Considérant que Mme A justifie avoir versé non pas l'intégralité des condamnations mises à sa charge par le jugement du tribunal de grande instance de Strasbourg du 27 mars 1995 mais seulement une somme de 400 000 F à la Caisse de mutualité sociale agricole du Bas-Rhin ; que, compte tenu du partage de responsabilité retenu ci-dessus, elle est fondée à demander à la maison de retraite de Rhinau le remboursement de 80 % de cette somme, soit 320 000 F (48 783,69 euros) ; qu'au fur et à mesure où elle justifiera devant la maison de retraite du versement des sommes qu'il lui reste à acquitter en vertu du jugement, la maison de retraite devra lui rembourser 80 % de ces sommes ; que, dans le cas où les sommes ainsi remboursées à la requérante seraient supérieures à celles mises à sa charge par une décision de justice réformant ou annulant le jugement du tribunal de grande instance de Strasbourg du 27 mars 1995, la caisse sera fondée à lui demander le reversement du trop-perçu ;

Sur l'application des dispositions de l'article L. 761-1 du code de justice administrative :

Considérant qu'il y a lieu, dans les circonstances de l'espèce, de mettre à la charge de la maison de retraite de Rhinau la somme de 1 500 euros demandée par Mme A au titre des frais exposés devant le Conseil d'Etat et non compris dans les dépens ; que les dispositions de cet article font, en revanche, obstacle à ce que soit mise à la charge de Mme A, qui n'est pas, dans la présente instance, la partie perdante, la somme que demande à ce titre la maison de retraite de Rhinau ;

D E C I D E :

--------------

Article ler : L'arrêt de la cour administrative d'appel de Nancy en date du 26 octobre 2000 est annulé.

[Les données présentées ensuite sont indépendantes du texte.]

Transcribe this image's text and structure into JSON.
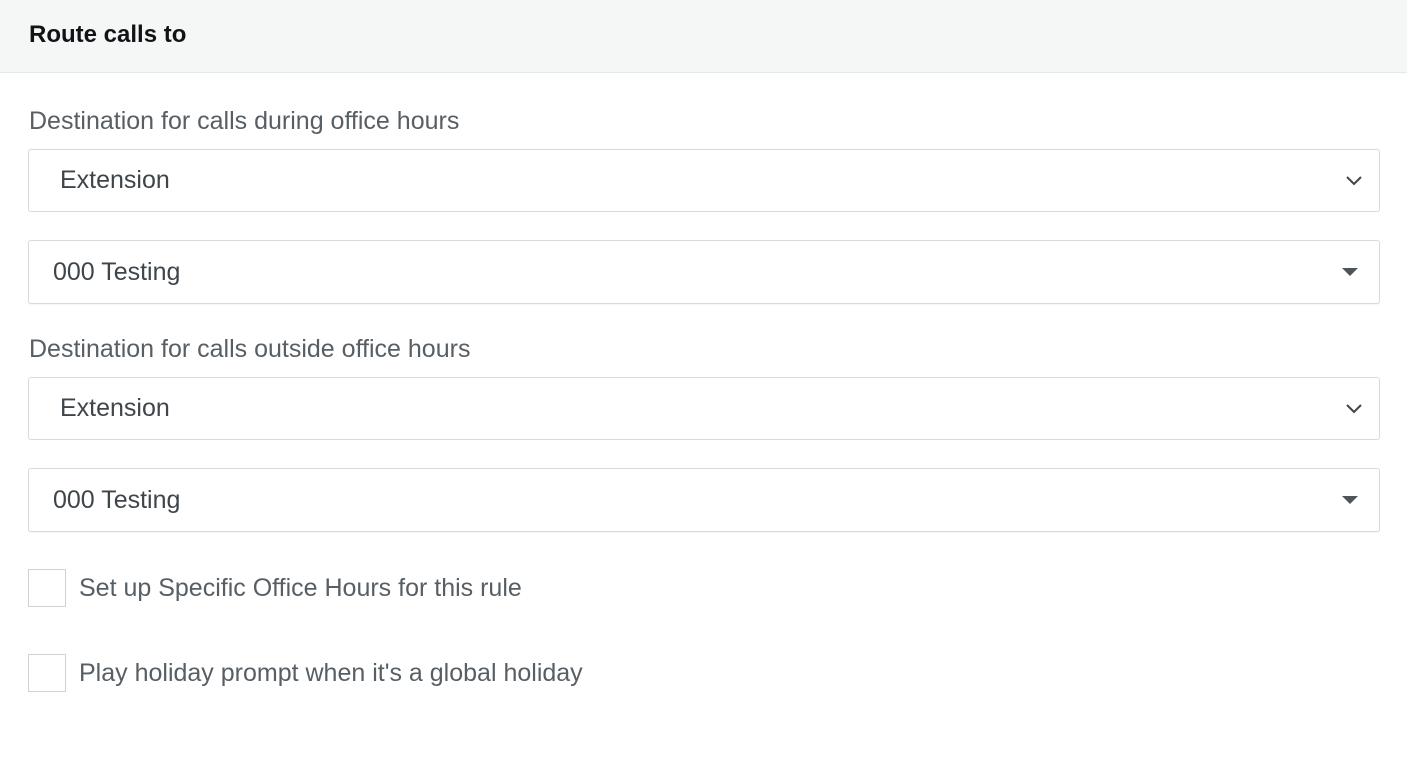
{
  "header": {
    "title": "Route calls to"
  },
  "office_hours": {
    "label": "Destination for calls during office hours",
    "type_value": "Extension",
    "target_value": "000 Testing"
  },
  "outside_hours": {
    "label": "Destination for calls outside office hours",
    "type_value": "Extension",
    "target_value": "000 Testing"
  },
  "options": {
    "specific_hours_label": "Set up Specific Office Hours for this rule",
    "specific_hours_checked": false,
    "holiday_prompt_label": "Play holiday prompt when it's a global holiday",
    "holiday_prompt_checked": false
  },
  "icons": {
    "type_dropdown": "chevron-down-icon",
    "target_dropdown": "caret-down-icon"
  },
  "colors": {
    "header_bg": "#f5f6f6",
    "text": "#575f65",
    "border": "#d7dadc"
  }
}
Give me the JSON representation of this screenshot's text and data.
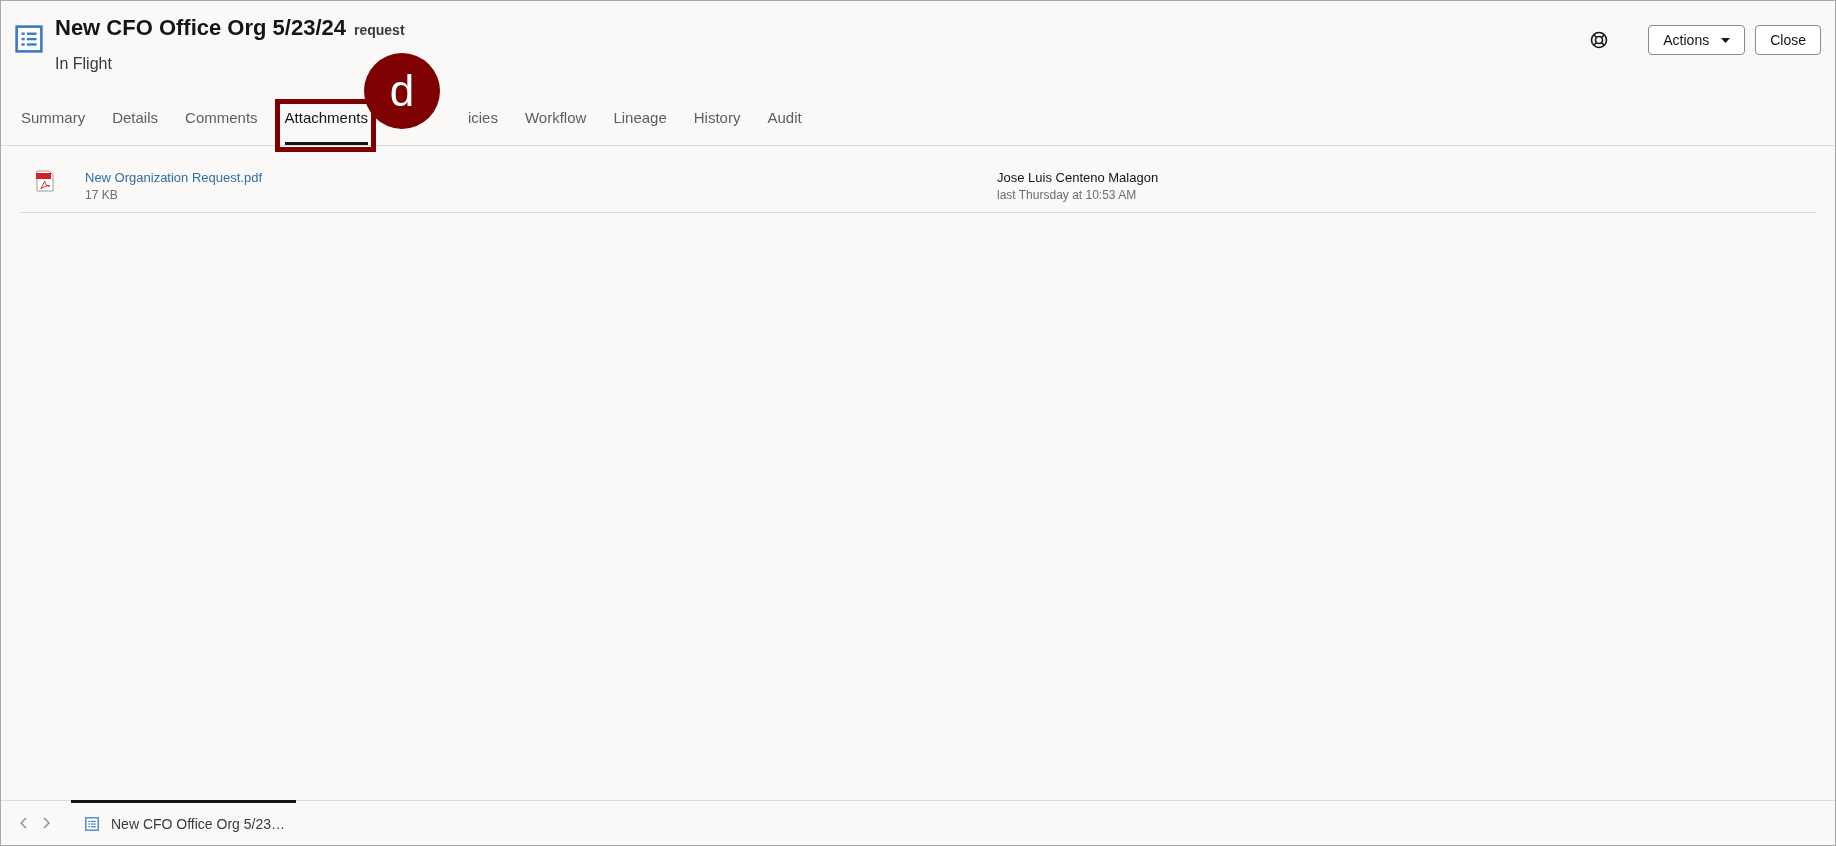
{
  "header": {
    "title": "New CFO Office Org 5/23/24",
    "subtitle": "request",
    "status": "In Flight",
    "actions": [
      {
        "label": "Actions",
        "kind": "menu"
      },
      {
        "label": "Close",
        "kind": "plain"
      }
    ]
  },
  "tabs": [
    {
      "label": "Summary",
      "selected": false
    },
    {
      "label": "Details",
      "selected": false
    },
    {
      "label": "Comments",
      "selected": false
    },
    {
      "label": "Attachments",
      "selected": true,
      "callout": "d"
    },
    {
      "label": "icies",
      "selected": false
    },
    {
      "label": "Workflow",
      "selected": false
    },
    {
      "label": "Lineage",
      "selected": false
    },
    {
      "label": "History",
      "selected": false
    },
    {
      "label": "Audit",
      "selected": false
    }
  ],
  "attachments": [
    {
      "name": "New Organization Request.pdf",
      "size": "17 KB",
      "user": "Jose Luis Centeno Malagon",
      "time": "last Thursday at 10:53 AM"
    }
  ],
  "footer": {
    "tabs": [
      {
        "label": "New CFO Office Org 5/23…",
        "selected": true
      }
    ]
  }
}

Article 2 : Le jugement du tribunal administratif de Strasbourg en date du 30 décembre 1996 est annulé.

Article 3 : La maison de retraite de Rhinau est condamnée à verser à Mme A la somme de 48 783,69 euros ainsi que, au fur et à mesure où Mme A justifiera de leur paiement effectif, 80 % des sommes restant à verser par cette dernière en application du jugement du tribunal de grande instance de Strasbourg en date du 27 mars 1995.

Article 4 : La maison de retraite de Rhinau versera à Mme A la somme de 1 500 euros en application de l'article L. 761-1 du code de justice administrative.

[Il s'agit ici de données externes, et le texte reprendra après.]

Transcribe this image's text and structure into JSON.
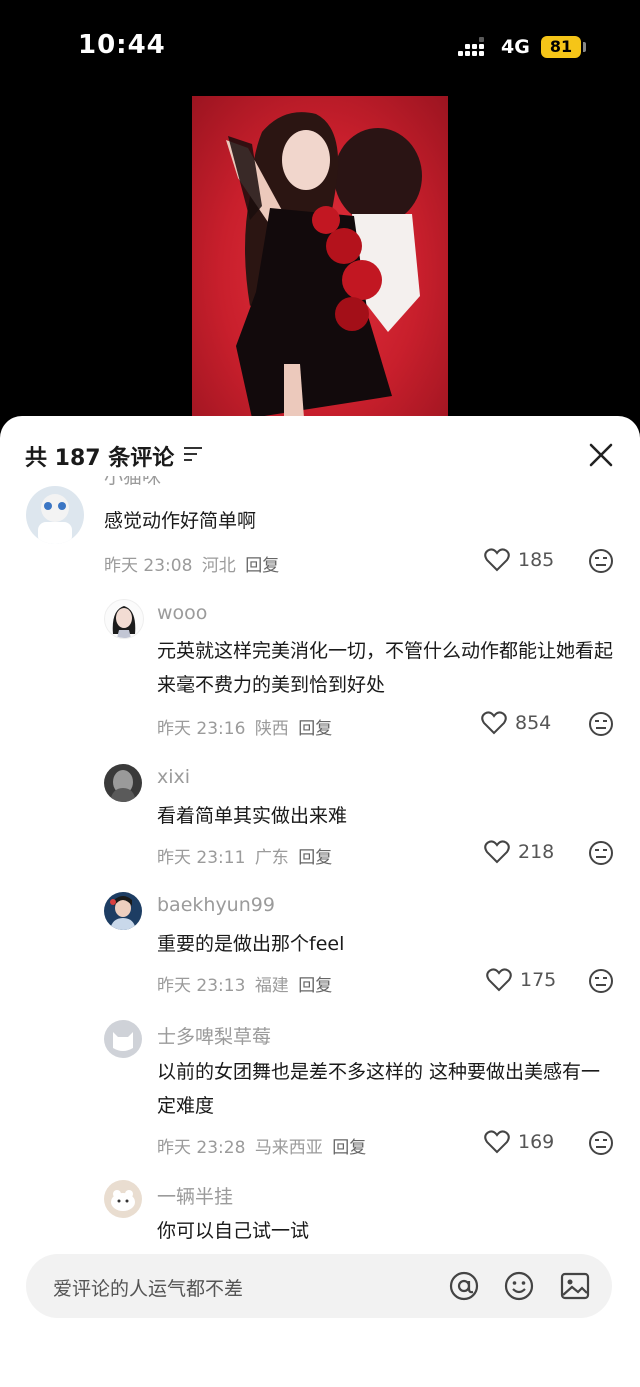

Article 5 : Le surplus des conclusions de la requête est rejeté.

Article 6 : Les conclusions de la maison de retraite de Rhinau tendant à l'application de l'article L. 761-1 du code de justice administrative sont rejetées.

Article 7 : La présente décision sera notifiée à Mme Anne-Marie A, à la maison de retraite de Rhinau et au ministre de la santé et des solidarités.


Synthèse
Formation : 2ème et 7ème sous-sections réunies
Numéro d'arrêt : 228841
Date de la décision : 12/06/2006
Type d'affaire : Administrative
Type de recours : Plein contentieux

Analyses

60-05-02 RESPONSABILITÉ DE LA PUISSANCE PUBLIQUE. RECOURS OUVERTS AUX DÉBITEURS DE L'INDEMNITÉ, AUX ASSUREURS DE LA VICTIME ET AUX CAISSES DE SÉCURITÉ SOCIALE. ACTION RÉCURSOIRE. - A) CRÉANCE CERTAINE - CRÉANCE NÉE D'UN PAIEMENT EFFECTUÉ EN VERTU D'UNE DÉCISION DE JUSTICE EXÉCUTOIRE MÊME NON DÉFINITIVE - B) CONSÉQUENCES DE LA RÉFORMATION OU DE L'ANNULATION DE LA DÉCISION EXÉCUTOIRE.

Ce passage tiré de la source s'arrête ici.